Television has a good deal to do with this numbing, faintly surreal politeness; the camera is said to transform even mild pique into something approaching hysteria. Then, too, many candidates are veterans of the cloistered life of Capitol Hill, where, until an office holder is actually incarcerated, he remains an “honorable gentleman.”

But whatever the reason—and whatever he may think of his opponents in private—anyone who runs for anything nowadays wants to appear guilelessly sweet natured. It was not always that way. Take, for instance, William Jennings Bryan’s 1896 campaign, whose course is traced in the article by Louis W. Koenig beginning on page four. The opposition painted Bryan—who, after all, championed the values of rural democracy all his life—as a raving lunatic dead set on smearing the White House with the bloody hands of anarchy.

In fact, our ancestors seem to have liked nothing better than vitriolic, abusive, intensely personal politics. Even the greatest statesmen delighted in it. Thomas Jefferson, according to John Adams, had “a mind, soured, yet seeking for popularity, and eaten to a honeycomb with ambition, yet weak, confused, uninformed, and ignorant.” And look at Alexander Hamilton, Adams went on to suggest, “the profligacy of his life; his fornications, adulteries and his incests.” And Benjamin Franklin, whose “whole life has been one continued insult to good manners and to decency. …”

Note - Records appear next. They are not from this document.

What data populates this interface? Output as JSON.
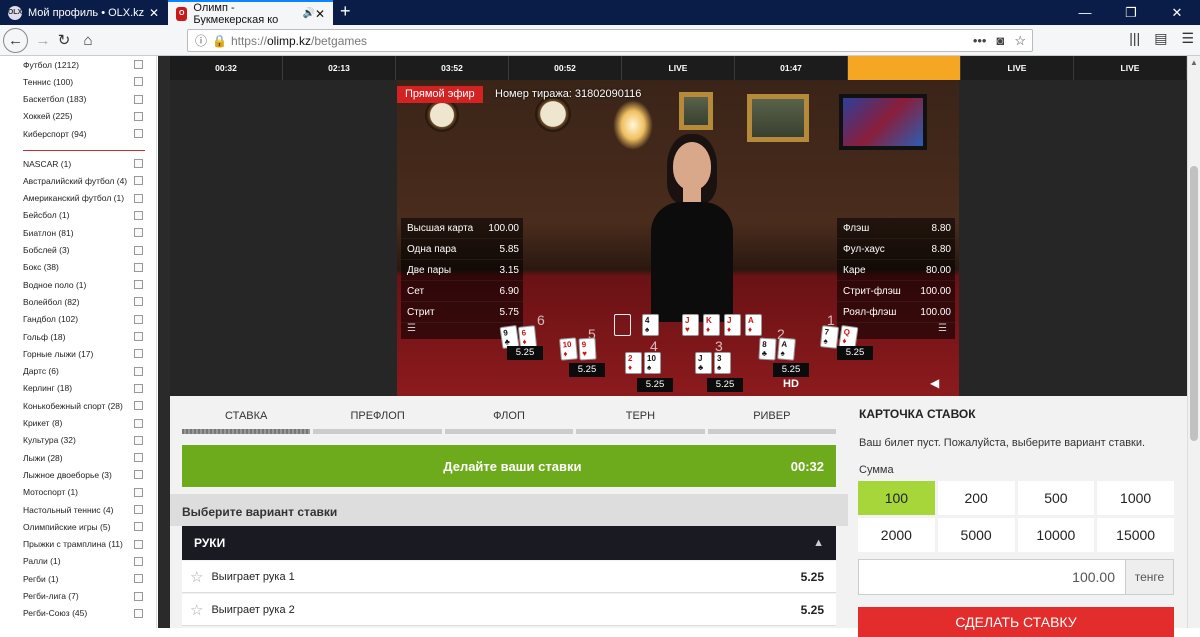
{
  "browser": {
    "tabs": [
      {
        "title": "Мой профиль • OLX.kz",
        "favicon": "OLX"
      },
      {
        "title": "Олимп - Букмекерская ко",
        "favicon": "O"
      }
    ],
    "url": {
      "protocol": "https://",
      "host": "olimp.kz",
      "path": "/betgames"
    }
  },
  "sidebar": {
    "items_top": [
      "Футбол (1212)",
      "Теннис (100)",
      "Баскетбол (183)",
      "Хоккей (225)",
      "Киберспорт (94)"
    ],
    "items": [
      "NASCAR (1)",
      "Австралийский футбол (4)",
      "Американский футбол (1)",
      "Бейсбол (1)",
      "Биатлон (81)",
      "Бобслей (3)",
      "Бокс (38)",
      "Водное поло (1)",
      "Волейбол (82)",
      "Гандбол (102)",
      "Гольф (18)",
      "Горные лыжи (17)",
      "Дартс (6)",
      "Керлинг (18)",
      "Конькобежный спорт (28)",
      "Крикет (8)",
      "Культура (32)",
      "Лыжи (28)",
      "Лыжное двоеборье (3)",
      "Мотоспорт (1)",
      "Настольный теннис (4)",
      "Олимпийские игры (5)",
      "Прыжки с трамплина (11)",
      "Ралли (1)",
      "Регби (1)",
      "Регби-лига (7)",
      "Регби-Союз (45)"
    ]
  },
  "timer_bar": [
    "00:32",
    "02:13",
    "03:52",
    "00:52",
    "LIVE",
    "01:47",
    "",
    "LIVE",
    "LIVE"
  ],
  "video": {
    "live_badge": "Прямой эфир",
    "draw_number": "Номер тиража: 31802090116",
    "odds_left": [
      {
        "label": "Высшая карта",
        "value": "100.00"
      },
      {
        "label": "Одна пара",
        "value": "5.85"
      },
      {
        "label": "Две пары",
        "value": "3.15"
      },
      {
        "label": "Сет",
        "value": "6.90"
      },
      {
        "label": "Стрит",
        "value": "5.75"
      }
    ],
    "odds_right": [
      {
        "label": "Флэш",
        "value": "8.80"
      },
      {
        "label": "Фул-хаус",
        "value": "8.80"
      },
      {
        "label": "Каре",
        "value": "80.00"
      },
      {
        "label": "Стрит-флэш",
        "value": "100.00"
      },
      {
        "label": "Роял-флэш",
        "value": "100.00"
      }
    ],
    "hand_odds": [
      "5.25",
      "5.25",
      "5.25",
      "5.25",
      "5.25",
      "5.25"
    ],
    "hd_label": "HD",
    "icons": {
      "list": "list-icon",
      "volume": "volume-icon"
    }
  },
  "bet": {
    "stages": [
      "СТАВКА",
      "ПРЕФЛОП",
      "ФЛОП",
      "ТЕРН",
      "РИВЕР"
    ],
    "place_bets": "Делайте ваши ставки",
    "countdown": "00:32",
    "choose": "Выберите вариант ставки",
    "group": "РУКИ",
    "rows": [
      {
        "label": "Выиграет рука 1",
        "value": "5.25"
      },
      {
        "label": "Выиграет рука 2",
        "value": "5.25"
      }
    ]
  },
  "slip": {
    "title": "КАРТОЧКА СТАВОК",
    "empty": "Ваш билет пуст. Пожалуйста, выберите вариант ставки.",
    "sum_label": "Сумма",
    "amounts": [
      "100",
      "200",
      "500",
      "1000",
      "2000",
      "5000",
      "10000",
      "15000"
    ],
    "amount_value": "100.00",
    "currency": "тенге",
    "submit": "СДЕЛАТЬ СТАВКУ"
  },
  "colors": {
    "accent_green": "#6dab1c",
    "selected_amount": "#a6d63a",
    "submit_red": "#e32c2c",
    "active_timer": "#f5a623"
  }
}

Adams’ son John Quincy apparently inherited some of his father’s bile. On the House floor, he damned “the gigantic intellect, the envious temper, the ravenous ambition and the rotten heart of Daniel Webster. …”

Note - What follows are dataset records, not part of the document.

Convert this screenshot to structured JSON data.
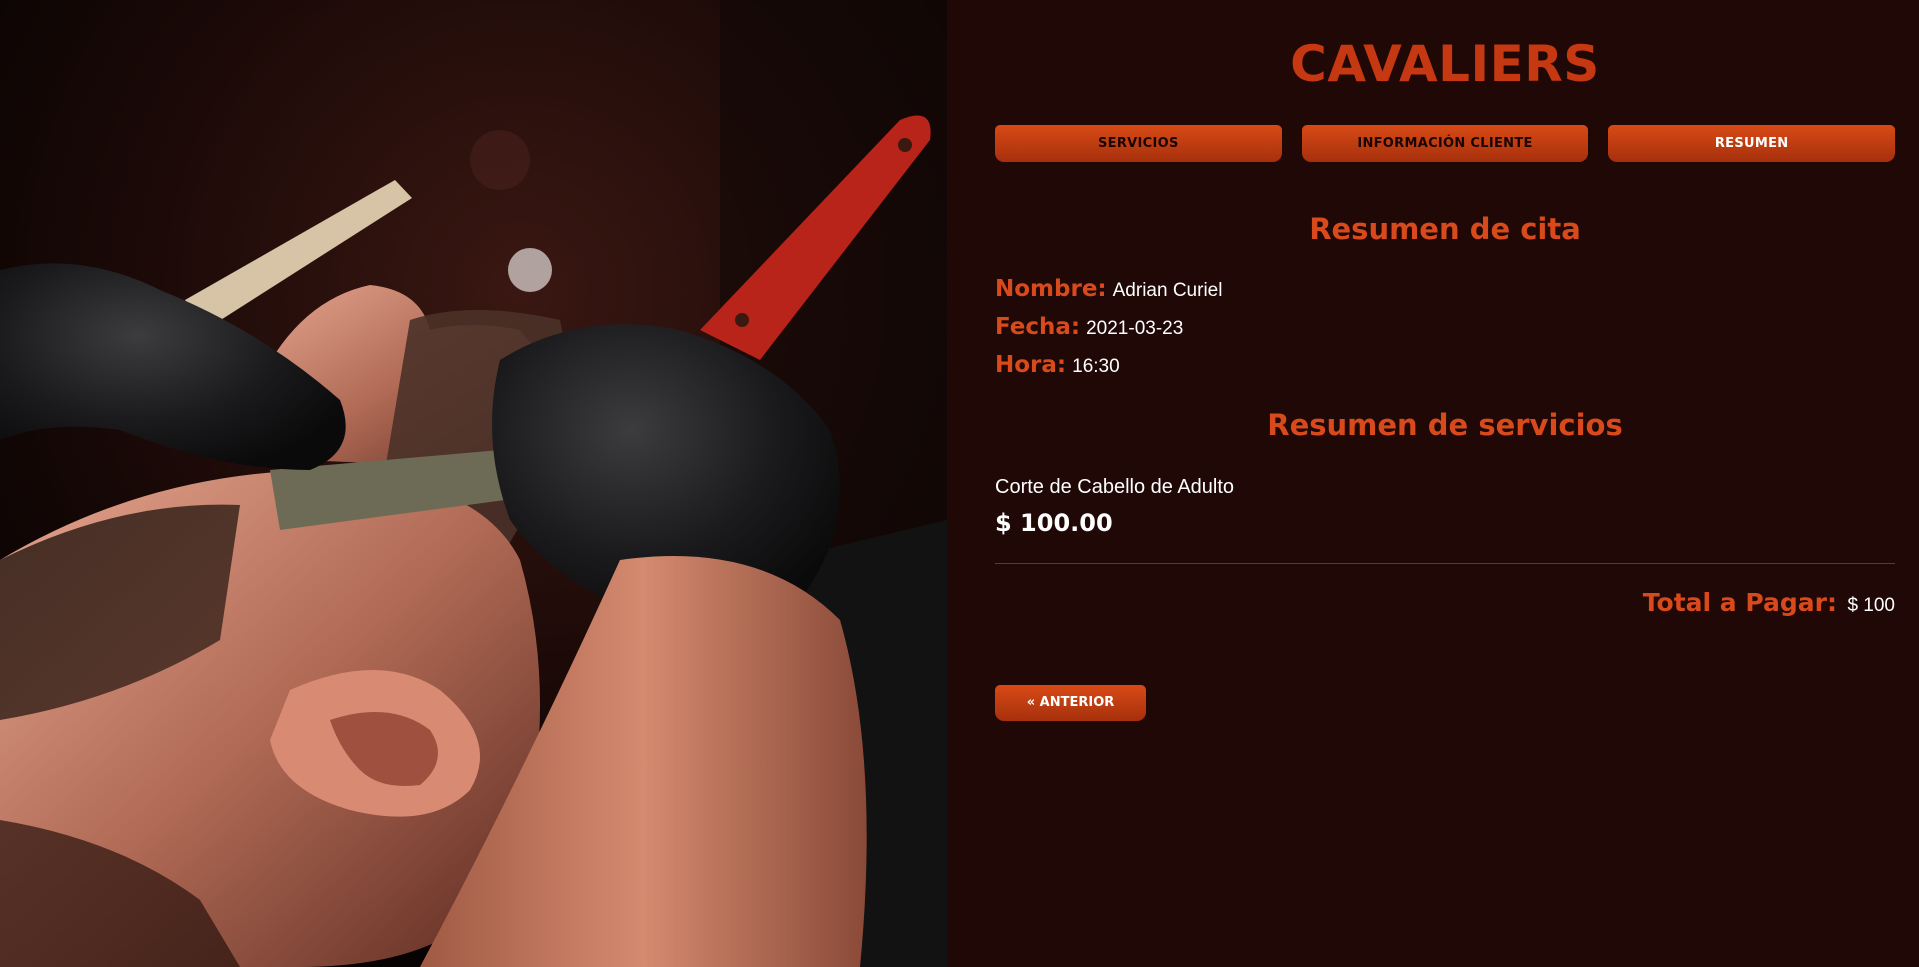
{
  "brand": {
    "name": "CAVALIERS"
  },
  "tabs": [
    {
      "label": "SERVICIOS",
      "active": false
    },
    {
      "label": "INFORMACIÓN CLIENTE",
      "active": false
    },
    {
      "label": "RESUMEN",
      "active": true
    }
  ],
  "summary": {
    "title": "Resumen de cita",
    "fields": [
      {
        "label": "Nombre:",
        "value": "Adrian Curiel"
      },
      {
        "label": "Fecha:",
        "value": "2021-03-23"
      },
      {
        "label": "Hora:",
        "value": "16:30"
      }
    ]
  },
  "services": {
    "title": "Resumen de servicios",
    "items": [
      {
        "name": "Corte de Cabello de Adulto",
        "price": "$ 100.00"
      }
    ]
  },
  "total": {
    "label": "Total a Pagar:",
    "value": "$ 100"
  },
  "navigation": {
    "prev_label": "« ANTERIOR"
  },
  "colors": {
    "background": "#1f0806",
    "accent": "#d84a1c",
    "button": "#c63812",
    "text": "#ffffff"
  }
}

Everyone could take part. In 1840 an all-but-unknown Pennsylvania representative named Charles Ogle spent a full day sharing with the House his thoughts on Martin Van Buren. He accused the President of every sort of profligacy and extravagance, backing up his sallies with interminable citations from bills for gold spoons, hundreds of yards of silk, “ ORNAMENTAL RAYS over the door” ($25), and a hundred other luxuries supposedly ordered by Van Buren to transform the White House into a palace befitting an Oriental despot. “What,” demanded Ogle, “will the honest locofoco say to Mr. Van Buren for spending the People’s cash in FOREIGN FANNY KEMBLE GREEN FINGER CUPS , in which to wash his pretty, tapering, soft, white, lily fingers after dining on … omelet soufflé?” Ogle’s ultimate charge (and one that his listeners could have seen was fraudulent by glancing out the window) had Van Buren ordering built upon the White House grounds “undulations … a number of clever sizd hills, every pair of which … was designed to resemble … AN AMAZON’S BOSOM , with a miniature knoll or hillock on its apex, to denote the n—pie.” Van Buren’s dignified refusal to answer the absurd allegations helped lose him his job.

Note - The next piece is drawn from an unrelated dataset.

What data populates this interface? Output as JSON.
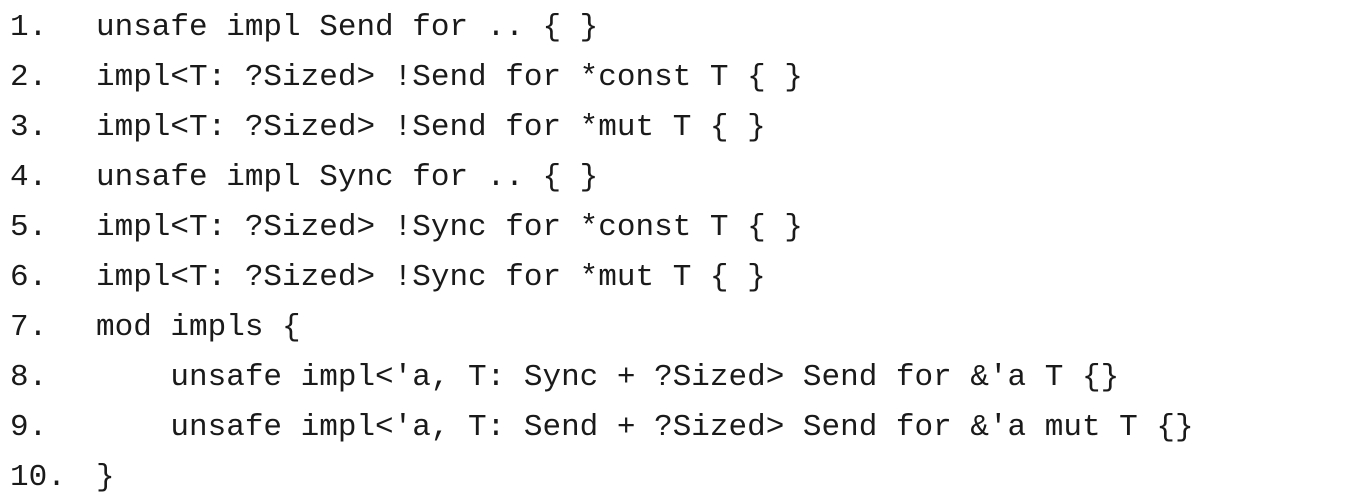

Though it would be foolish to call for a return to this sort of obfuscatory savagery, it did add a measure of personal forthrightness to the proceedings. And, too, with its passing, a certain gritty poetry went out of our political life. Consider John Randolph of Virginia turning on Edward Livingston of New York with deadly fluency: “He is a man of splendid abilities, but utterly corrupt. Like rotten mackerel by moonlight, he shines and stinks.”